Et ceci encore apparaissait comme une bravade si folle que d'Espinosa murmura:

—Orgueil! orgueil! Cet homme est tout orgueil!

—Non, fit doucement Fausta, qui avait entendu. C'est un fou qui ne raisonne pas ses impulsions.

Ils se trompaient tous les deux.

Pardaillan reprenait, de sa voix toujours éclatante:

—Jean Leclerc, j'ai tenu ton soufflet pour reçu. Je pourrais t'étrangler, tu ne pèses pas lourd dans mes mains. Je te fais grâce de la vie, Leclerc. Mais, pour qu'il ne soit pas dit qu'une fois dans ma vie je n'ai pas rendu coup pour coup, ce soufflet, que tu as eu l'intention de me donner, je te le rends!...
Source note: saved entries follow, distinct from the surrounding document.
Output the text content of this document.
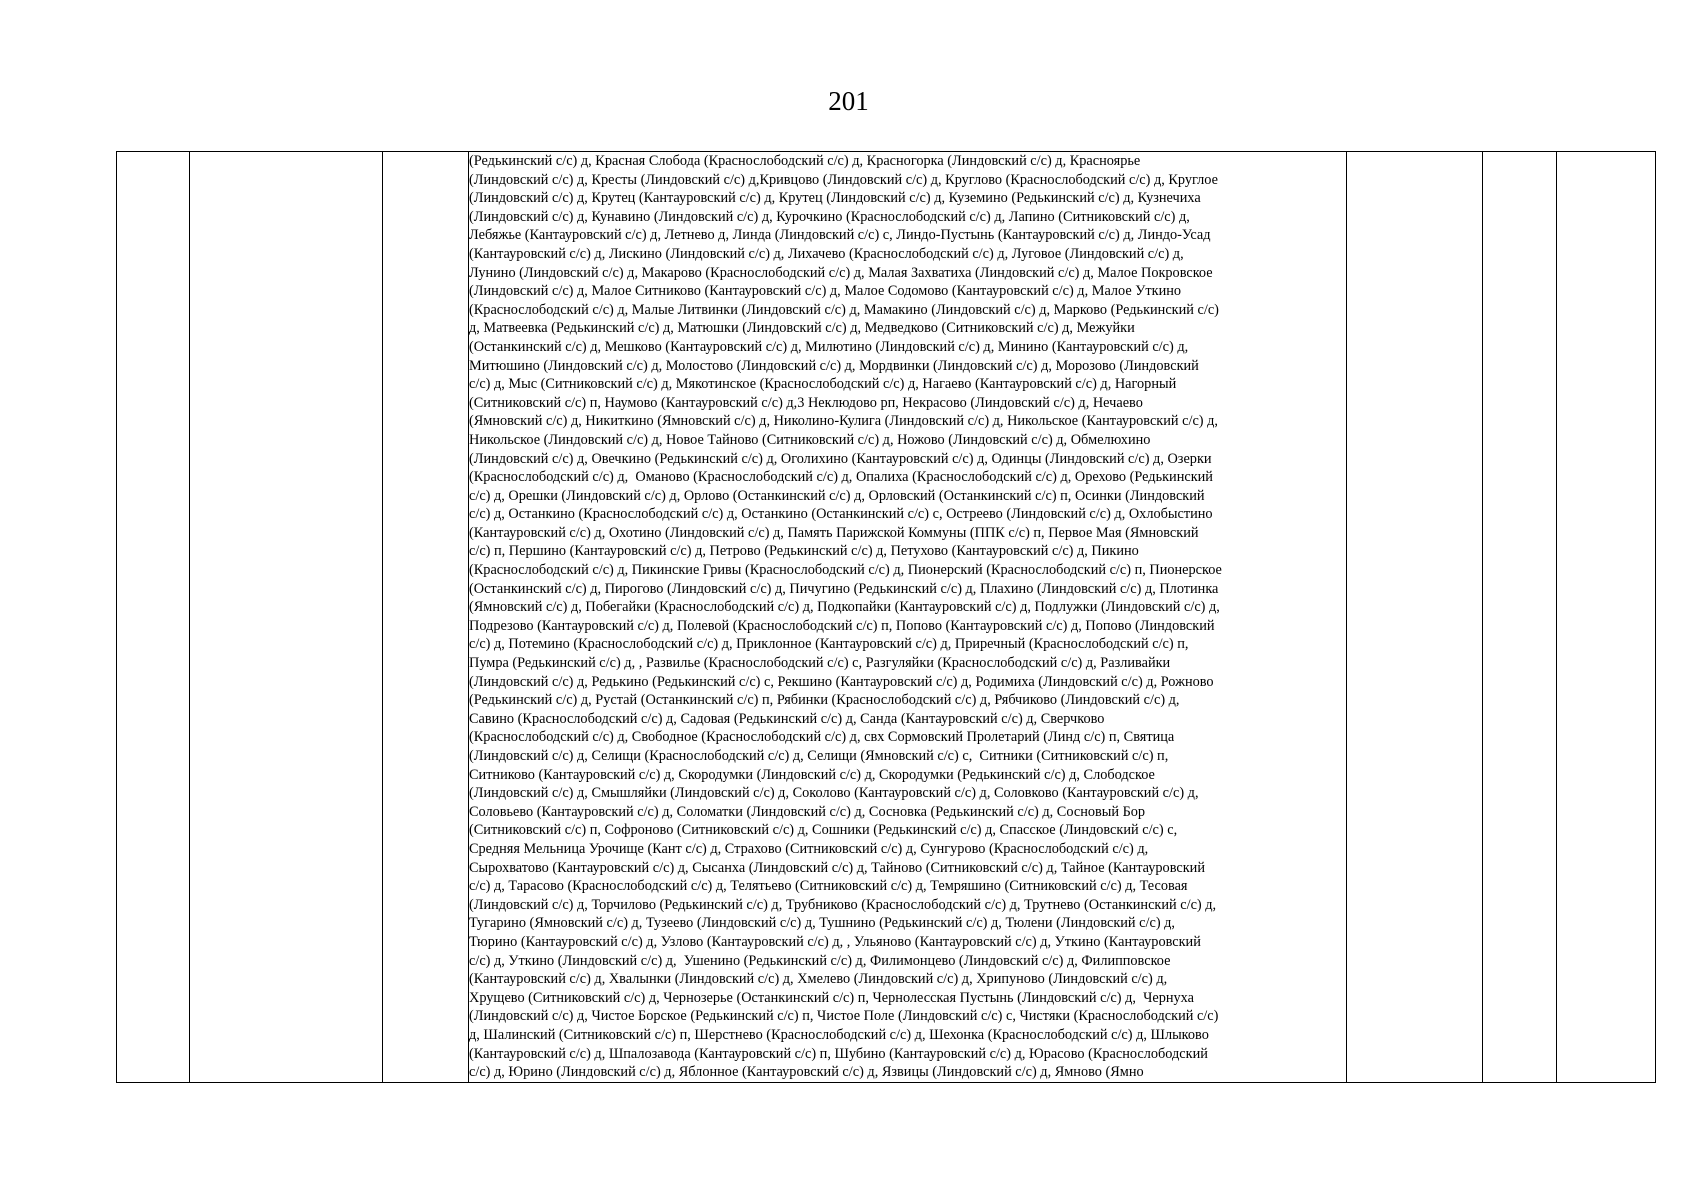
201

(Редькинский с/с) д, Красная Слобода (Краснослободский с/с) д, Красногорка (Линдовский с/с) д, Красноярье
(Линдовский с/с) д, Кресты (Линдовский с/с) д,Кривцово (Линдовский с/с) д, Круглово (Краснослободский с/с) д, Круглое
(Линдовский с/с) д, Крутец (Кантауровский с/с) д, Крутец (Линдовский с/с) д, Куземино (Редькинский с/с) д, Кузнечиха
(Линдовский с/с) д, Кунавино (Линдовский с/с) д, Курочкино (Краснослободский с/с) д, Лапино (Ситниковский с/с) д,
Лебяжье (Кантауровский с/с) д, Летнево д, Линда (Линдовский с/с) с, Линдо-Пустынь (Кантауровский с/с) д, Линдо-Усад
(Кантауровский с/с) д, Лискино (Линдовский с/с) д, Лихачево (Краснослободский с/с) д, Луговое (Линдовский с/с) д,
Лунино (Линдовский с/с) д, Макарово (Краснослободский с/с) д, Малая Захватиха (Линдовский с/с) д, Малое Покровское
(Линдовский с/с) д, Малое Ситниково (Кантауровский с/с) д, Малое Содомово (Кантауровский с/с) д, Малое Уткино
(Краснослободский с/с) д, Малые Литвинки (Линдовский с/с) д, Мамакино (Линдовский с/с) д, Марково (Редькинский с/с)
д, Матвеевка (Редькинский с/с) д, Матюшки (Линдовский с/с) д, Медведково (Ситниковский с/с) д, Межуйки
(Останкинский с/с) д, Мешково (Кантауровский с/с) д, Милютино (Линдовский с/с) д, Минино (Кантауровский с/с) д,
Митюшино (Линдовский с/с) д, Молостово (Линдовский с/с) д, Мордвинки (Линдовский с/с) д, Морозово (Линдовский
с/с) д, Мыс (Ситниковский с/с) д, Мякотинское (Краснослободский с/с) д, Нагаево (Кантауровский с/с) д, Нагорный
(Ситниковский с/с) п, Наумово (Кантауровский с/с) д,3 Неклюдово рп, Некрасово (Линдовский с/с) д, Нечаево
(Ямновский с/с) д, Никиткино (Ямновский с/с) д, Николино-Кулига (Линдовский с/с) д, Никольское (Кантауровский с/с) д,
Никольское (Линдовский с/с) д, Новое Тайново (Ситниковский с/с) д, Ножово (Линдовский с/с) д, Обмелюхино
(Линдовский с/с) д, Овечкино (Редькинский с/с) д, Оголихино (Кантауровский с/с) д, Одинцы (Линдовский с/с) д, Озерки
(Краснослободский с/с) д,  Оманово (Краснослободский с/с) д, Опалиха (Краснослободский с/с) д, Орехово (Редькинский
с/с) д, Орешки (Линдовский с/с) д, Орлово (Останкинский с/с) д, Орловский (Останкинский с/с) п, Осинки (Линдовский
с/с) д, Останкино (Краснослободский с/с) д, Останкино (Останкинский с/с) с, Остреево (Линдовский с/с) д, Охлобыстино
(Кантауровский с/с) д, Охотино (Линдовский с/с) д, Память Парижской Коммуны (ППК с/с) п, Первое Мая (Ямновский
с/с) п, Першино (Кантауровский с/с) д, Петрово (Редькинский с/с) д, Петухово (Кантауровский с/с) д, Пикино
(Краснослободский с/с) д, Пикинские Гривы (Краснослободский с/с) д, Пионерский (Краснослободский с/с) п, Пионерское
(Останкинский с/с) д, Пирогово (Линдовский с/с) д, Пичугино (Редькинский с/с) д, Плахино (Линдовский с/с) д, Плотинка
(Ямновский с/с) д, Побегайки (Краснослободский с/с) д, Подкопайки (Кантауровский с/с) д, Подлужки (Линдовский с/с) д,
Подрезово (Кантауровский с/с) д, Полевой (Краснослободский с/с) п, Попово (Кантауровский с/с) д, Попово (Линдовский
с/с) д, Потемино (Краснослободский с/с) д, Приклонное (Кантауровский с/с) д, Приречный (Краснослободский с/с) п,
Пумра (Редькинский с/с) д, , Развилье (Краснослободский с/с) с, Разгуляйки (Краснослободский с/с) д, Разливайки
(Линдовский с/с) д, Редькино (Редькинский с/с) с, Рекшино (Кантауровский с/с) д, Родимиха (Линдовский с/с) д, Рожново
(Редькинский с/с) д, Рустай (Останкинский с/с) п, Рябинки (Краснослободский с/с) д, Рябчиково (Линдовский с/с) д,
Савино (Краснослободский с/с) д, Садовая (Редькинский с/с) д, Санда (Кантауровский с/с) д, Сверчково
(Краснослободский с/с) д, Свободное (Краснослободский с/с) д, свх Сормовский Пролетарий (Линд с/с) п, Святица
(Линдовский с/с) д, Селищи (Краснослободский с/с) д, Селищи (Ямновский с/с) с,  Ситники (Ситниковский с/с) п,
Ситниково (Кантауровский с/с) д, Скородумки (Линдовский с/с) д, Скородумки (Редькинский с/с) д, Слободское
(Линдовский с/с) д, Смышляйки (Линдовский с/с) д, Соколово (Кантауровский с/с) д, Соловково (Кантауровский с/с) д,
Соловьево (Кантауровский с/с) д, Соломатки (Линдовский с/с) д, Сосновка (Редькинский с/с) д, Сосновый Бор
(Ситниковский с/с) п, Софроново (Ситниковский с/с) д, Сошники (Редькинский с/с) д, Спасское (Линдовский с/с) с,
Средняя Мельница Урочище (Кант с/с) д, Страхово (Ситниковский с/с) д, Сунгурово (Краснослободский с/с) д,
Сырохватово (Кантауровский с/с) д, Сысанха (Линдовский с/с) д, Тайново (Ситниковский с/с) д, Тайное (Кантауровский
с/с) д, Тарасово (Краснослободский с/с) д, Телятьево (Ситниковский с/с) д, Темряшино (Ситниковский с/с) д, Тесовая
(Линдовский с/с) д, Торчилово (Редькинский с/с) д, Трубниково (Краснослободский с/с) д, Трутнево (Останкинский с/с) д,
Тугарино (Ямновский с/с) д, Тузеево (Линдовский с/с) д, Тушнино (Редькинский с/с) д, Тюлени (Линдовский с/с) д,
Тюрино (Кантауровский с/с) д, Узлово (Кантауровский с/с) д, , Ульяново (Кантауровский с/с) д, Уткино (Кантауровский
с/с) д, Уткино (Линдовский с/с) д,  Ушенино (Редькинский с/с) д, Филимонцево (Линдовский с/с) д, Филипповское
(Кантауровский с/с) д, Хвалынки (Линдовский с/с) д, Хмелево (Линдовский с/с) д, Хрипуново (Линдовский с/с) д,
Хрущево (Ситниковский с/с) д, Чернозерье (Останкинский с/с) п, Чернолесская Пустынь (Линдовский с/с) д,  Чернуха
(Линдовский с/с) д, Чистое Борское (Редькинский с/с) п, Чистое Поле (Линдовский с/с) с, Чистяки (Краснослободский с/с)
д, Шалинский (Ситниковский с/с) п, Шерстнево (Краснослободский с/с) д, Шехонка (Краснослободский с/с) д, Шлыково
(Кантауровский с/с) д, Шпалозавода (Кантауровский с/с) п, Шубино (Кантауровский с/с) д, Юрасово (Краснослободский
с/с) д, Юрино (Линдовский с/с) д, Яблонное (Кантауровский с/с) д, Язвицы (Линдовский с/с) д, Ямново (Ямно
En disant ces mots, il happait Bussi à la ceinture, le tirait à lui malgré sa résistance désespérée, et sa main gantée, largement ouverte, s'abattit à toute volée sur la joue du misérable, qui alla rouler à quelques pas, étourdi par la violence du coup, à moitié évanoui de honte et de rage, plus encore que par la douleur.
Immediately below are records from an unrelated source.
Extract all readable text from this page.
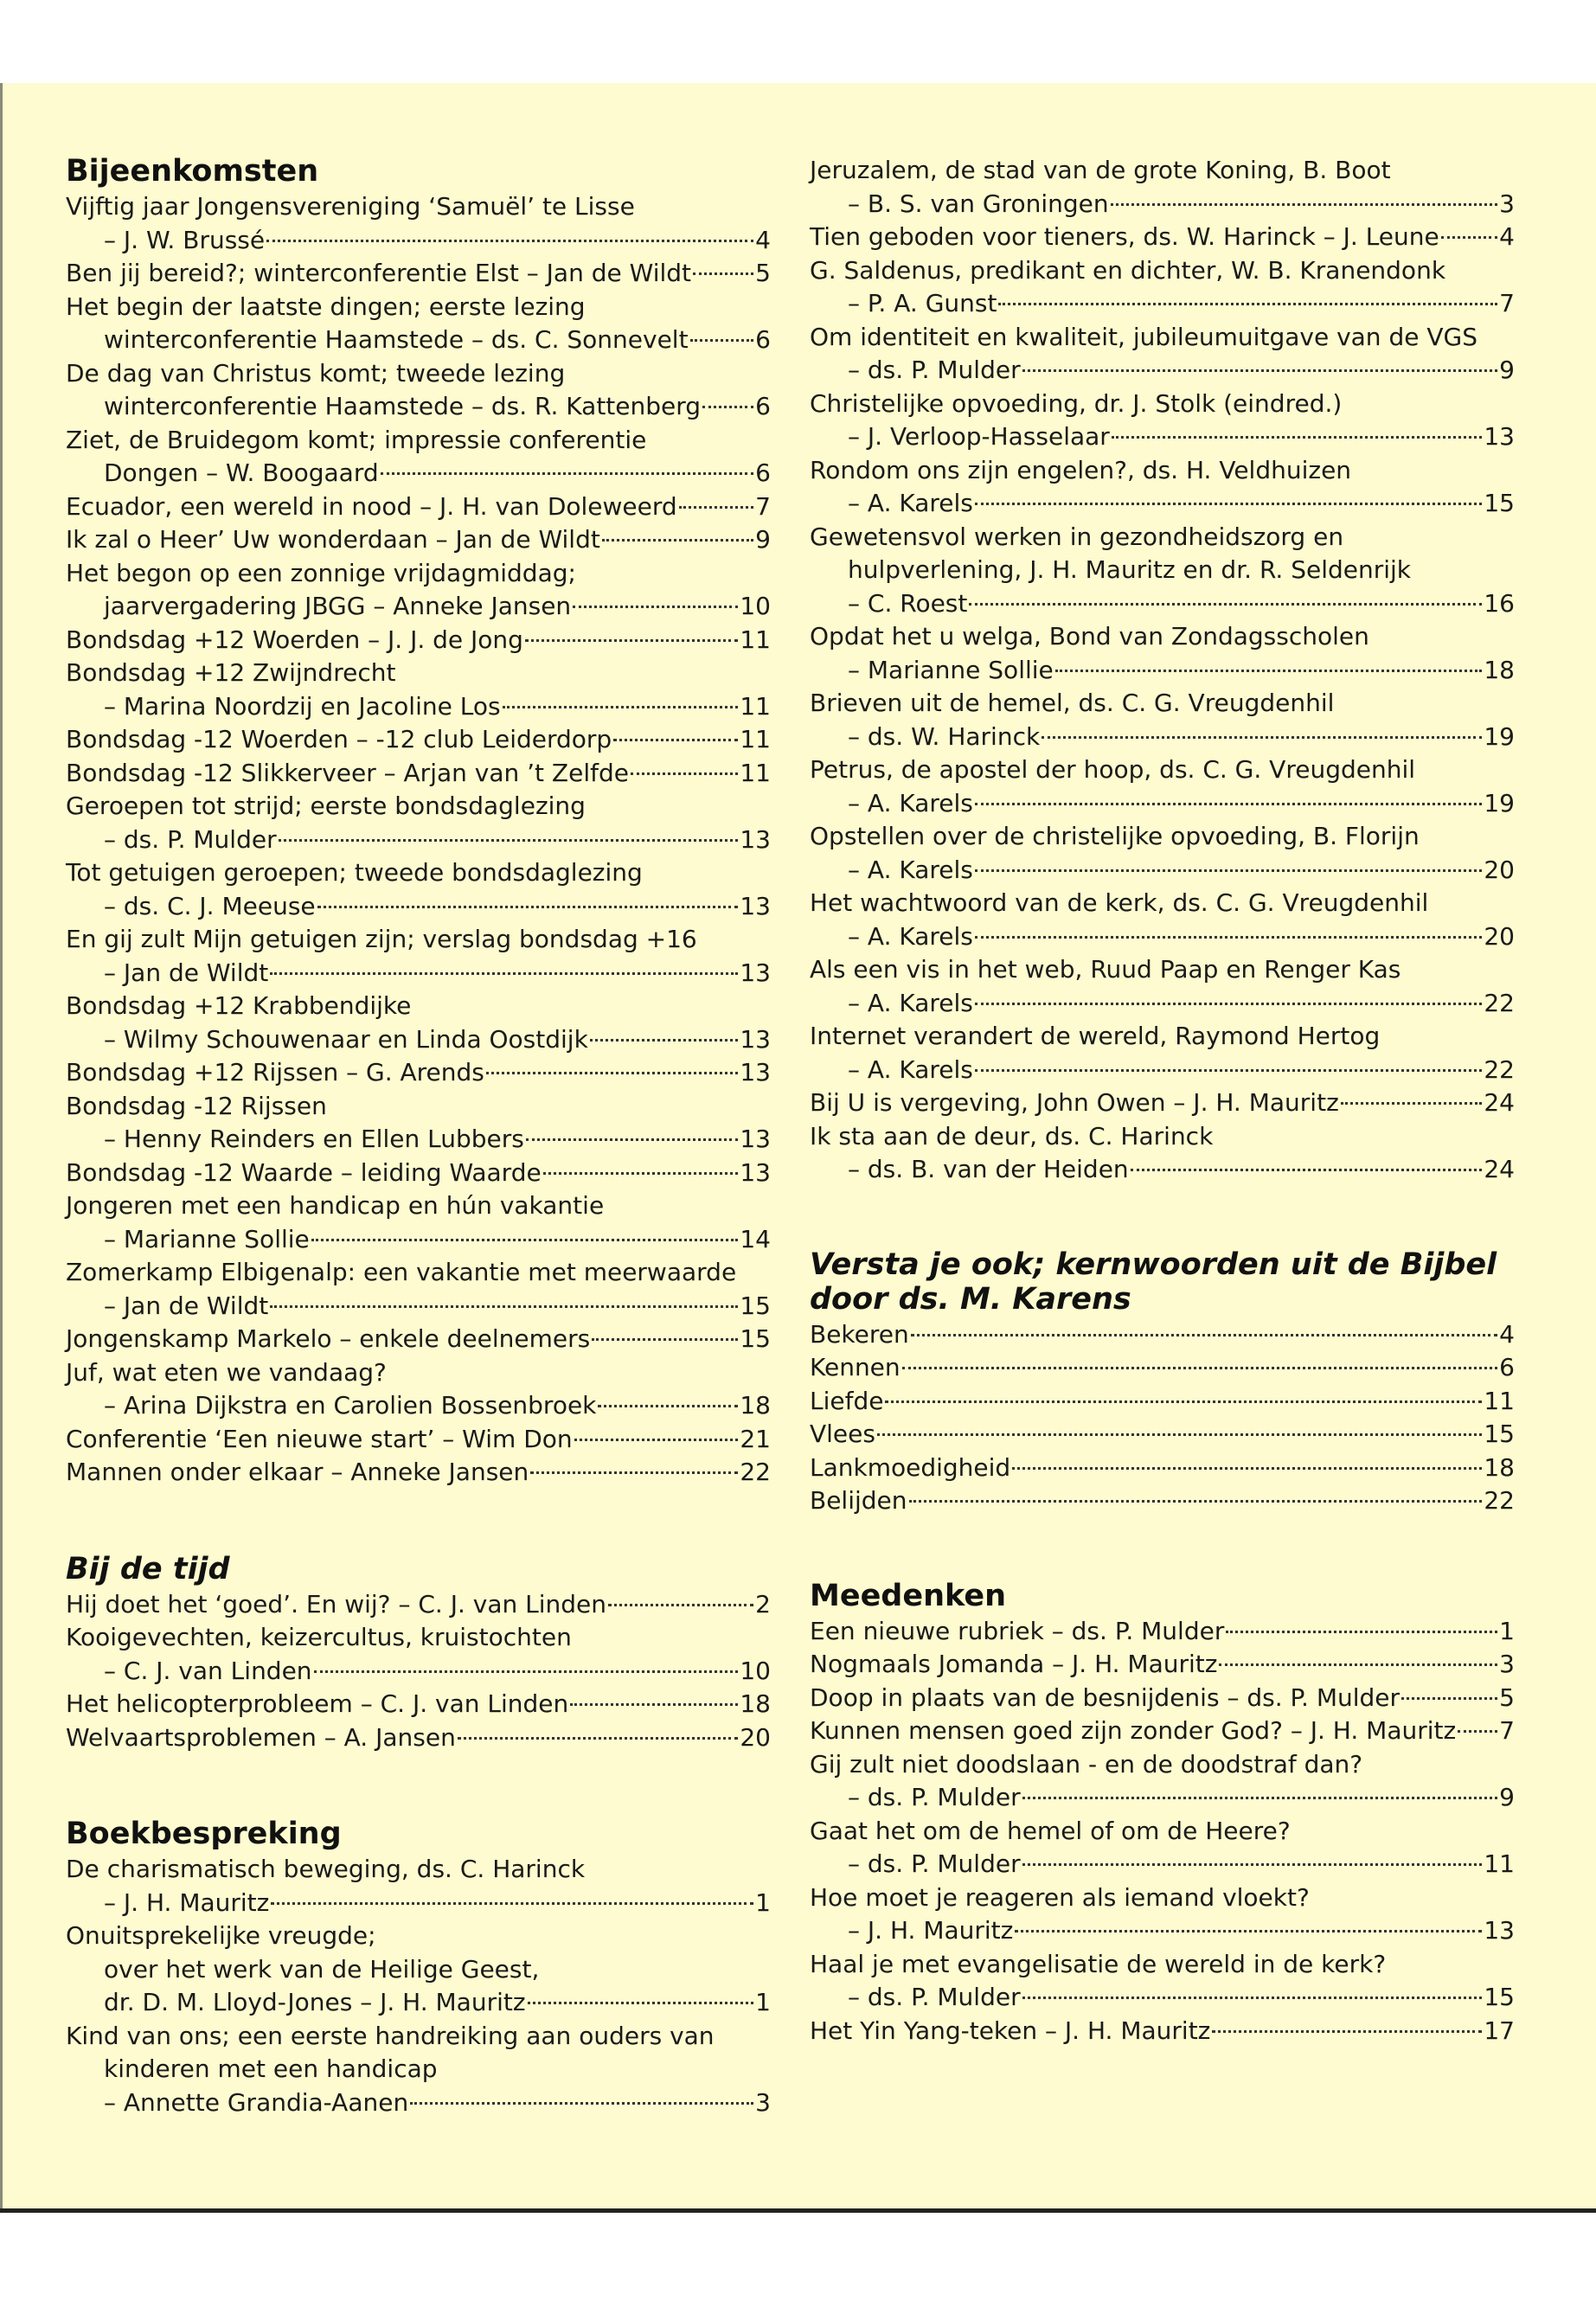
Bijeenkomsten
Vijftig jaar Jongensvereniging ‘Samuël’ te Lisse
– J. W. Brussé	4
Ben jij bereid?; winterconferentie Elst – Jan de Wildt	5
Het begin der laatste dingen; eerste lezing
winterconferentie Haamstede – ds. C. Sonnevelt	6
De dag van Christus komt; tweede lezing
winterconferentie Haamstede – ds. R. Kattenberg 6
Ziet, de Bruidegom komt; impressie conferentie
Dongen – W. Boogaard	6
Ecuador, een wereld in nood – J. H. van Doleweerd	7
Ik zal o Heer’ Uw wonderdaan – Jan de Wildt	9
Het begon op een zonnige vrijdagmiddag;
jaarvergadering JBGG – Anneke Jansen	10
Bondsdag +12 Woerden – J. J. de Jong	11
Bondsdag +12 Zwijndrecht
– Marina Noordzij en Jacoline Los	11
Bondsdag -12 Woerden – -12 club Leiderdorp	11
Bondsdag -12 Slikkerveer – Arjan van ’t Zelfde	11
Geroepen tot strijd; eerste bondsdaglezing
– ds. P. Mulder	13
Tot getuigen geroepen; tweede bondsdaglezing
– ds. C. J. Meeuse	13
En gij zult Mijn getuigen zijn; verslag bondsdag +16
– Jan de Wildt	13
Bondsdag +12 Krabbendijke
– Wilmy Schouwenaar en Linda Oostdijk	13
Bondsdag +12 Rijssen – G. Arends	13
Bondsdag -12 Rijssen
– Henny Reinders en Ellen Lubbers	13
Bondsdag -12 Waarde – leiding Waarde	13
Jongeren met een handicap en hún vakantie
– Marianne Sollie	14
Zomerkamp Elbigenalp: een vakantie met meerwaarde
– Jan de Wildt	15
Jongenskamp Markelo – enkele deelnemers	15
Juf, wat eten we vandaag?
– Arina Dijkstra en Carolien Bossenbroek	18
Conferentie ‘Een nieuwe start’ – Wim Don	21
Mannen onder elkaar – Anneke Jansen	22
Bij de tijd
Hij doet het ‘goed’. En wij? – C. J. van Linden	2
Kooigevechten, keizercultus, kruistochten
– C. J. van Linden	10
Het helicopterprobleem – C. J. van Linden	18
Welvaartsproblemen – A. Jansen	20
Boekbespreking
De charismatisch beweging, ds. C. Harinck
– J. H. Mauritz	1
Onuitsprekelijke vreugde;
over het werk van de Heilige Geest,
dr. D. M. Lloyd-Jones – J. H. Mauritz	1
Kind van ons; een eerste handreiking aan ouders van
kinderen met een handicap
– Annette Grandia-Aanen	3
Jeruzalem, de stad van de grote Koning, B. Boot
– B. S. van Groningen	3
Tien geboden voor tieners, ds. W. Harinck – J. Leune 4
G. Saldenus, predikant en dichter, W. B. Kranendonk
– P. A. Gunst	7
Om identiteit en kwaliteit, jubileumuitgave van de VGS
– ds. P. Mulder	9
Christelijke opvoeding, dr. J. Stolk (eindred.)
– J. Verloop-Hasselaar	13
Rondom ons zijn engelen?, ds. H. Veldhuizen
– A. Karels	15
Gewetensvol werken in gezondheidszorg en
hulpverlening, J. H. Mauritz en dr. R. Seldenrijk
– C. Roest	16
Opdat het u welga, Bond van Zondagsscholen
– Marianne Sollie	18
Brieven uit de hemel, ds. C. G. Vreugdenhil
– ds. W. Harinck	19
Petrus, de apostel der hoop, ds. C. G. Vreugdenhil
– A. Karels	19
Opstellen over de christelijke opvoeding, B. Florijn
– A. Karels	20
Het wachtwoord van de kerk, ds. C. G. Vreugdenhil
– A. Karels	20
Als een vis in het web, Ruud Paap en Renger Kas
– A. Karels	22
Internet verandert de wereld, Raymond Hertog
– A. Karels	22
Bij U is vergeving, John Owen – J. H. Mauritz	24
Ik sta aan de deur, ds. C. Harinck
– ds. B. van der Heiden	24
Versta je ook; kernwoorden uit de Bijbel door ds. M. Karens
Bekeren	4
Kennen	6
Liefde	11
Vlees	15
Lankmoedigheid	18
Belijden	22
Meedenken
Een nieuwe rubriek – ds. P. Mulder	1
Nogmaals Jomanda – J. H. Mauritz	3
Doop in plaats van de besnijdenis – ds. P. Mulder	5
Kunnen mensen goed zijn zonder God? – J. H. Mauritz 7
Gij zult niet doodslaan - en de doodstraf dan?
– ds. P. Mulder	9
Gaat het om de hemel of om de Heere?
– ds. P. Mulder	11
Hoe moet je reageren als iemand vloekt?
– J. H. Mauritz	13
Haal je met evangelisatie de wereld in de kerk?
– ds. P. Mulder	15
Het Yin Yang-teken – J. H. Mauritz	17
Cette exécution sommaire achevée, Pardaillan s'ébroua comme quelqu'un qui vient d'achever sa tâche, et, du bout des doigts, avec des airs profondément dégoûtés, il enleva ses gants et les jeta, comme il eût jeté une ordure répugnante.

Ceci fait, avec ce flegme imperturbable qui ne l'avait pas quitté durant toute cette scène, il se tourna vers Fausta et d'Espinosa, et, son sourire le plus ingénu aux lèvres, il se dirigea droit sur eux.